Learn About Dividend Income In Stock Market !

people sharing income in stock market

What is Dividend in Stock Market?

Dividend is the part of the profit shared to the shareholders of a company. Dividend enables the investors to earn a passive income from their investments. The most ordinary form of dividend shared to investors for being a valuable shareholder of company is cash dividend. Profitable companies usually declare dividends on a quarterly basis. The dividend income will be credited directly to the bank account linked to the Trading and Demat account of the shareholder. The dividend yield ratio of a company interprets the profitability and financial stability of a company. It is not mandatory for a company to distribute its profit to shareholders.  

A company that consistently provides dividend payouts reflects the healthy performance of the company. A company must procure capital for their operational expenses. So companies having healthy cashflow and consistent profitability are more likely to distribute their profits to shareholders. If a company does not distribute dividends, we cannot say that the company is performing worst. Most of the growth companies focus on reinvesting the surplus amount into research and expansion than dividend payout. So that the investors can earn more revenue by capital appreciation. Some of the high dividend yield stocks in the stock market are ITC, Vedanta, IOC etc. 

  • High dividend yield stocks are always a reliable income source for investors. when the market is in a bearish trend and there is a low probability of getting capital appreciation. 
  • stock dividend payouts are always appreciated by the retail investors and can improve market sentiment for a stock. 
  • A high dividend yield improves the valuation of a stock and is attractive for investors looking for stable returns in the stock market. 
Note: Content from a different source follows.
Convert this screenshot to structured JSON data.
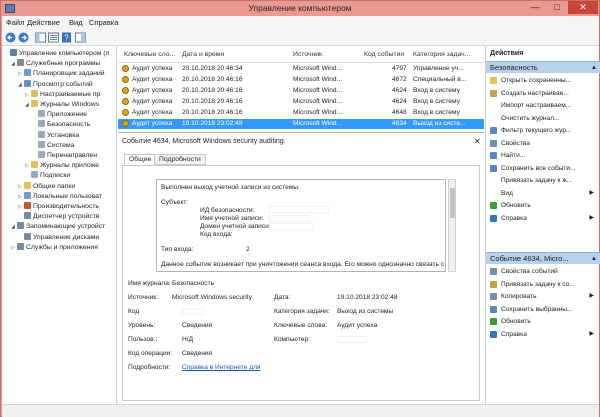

How To Earn Dividends From Stocks? 

Let us understand in detail how to become eligible to earn the dividend income of a company. 

Dividend Declaration Date

It is the date company announces the dividend issued by the company. The company announces the record date on the same day as the dividend declaration date. 

Record Date

Record date is the date announced by the company at the time of issuing dividend. Investors must hold the stock in their demat account at the time of record date to become eligible to earn dividends. For earning dividend and to become an investor of the stock, the investor must keep the stock in holdings before the Ex-dividend date. 

Ex Dividend Date 

Investors should hold the stock in their demat account during the Ex-dividend date to become eligible for the dividend income. Typically, the Ex-dividend date occurs two days before the record date. 

Dividend Payout Date 

it is the date investors get their dividend income credited in their bank account. Dividend incomes are not credited to demat account. It will be directly credited to bank account linked to the demat account of the investor. 

Let us understand with an example of ITC stock. Imagine, On April 1st, 2023, ITC has announced a dividend of 2 Rs along with Record date on may10.  So usually, the Ex-dividend date will be on May 8. So, the investors who have ITC stock in their demat holding on the 8th may be eligible to earn dividend income. 

What is the percentage of tax on the dividends in India ?

Dividend was tax free for shareholders till March 31st, 2020. Dividend distribution tax (DDT) of 15% was levied by companies before dividend payments. From April 1st, 2020, DDT is not levied by companies. The holders must add dividends to other incomes to find the total income which is taxable as per the slab applicable to them. 

  • Dividend incomes earned by shareholders are subject to tax payment. 
  • Taxation of dividend income can depend upon the tax slab of the shareholder and is subject to tax payment according to the tax bracket. 
  • Taxation of dividend income depends upon the tax residency of the shareholder, in case of Indian citizen, shareholder is subject to pay tax for dividend income.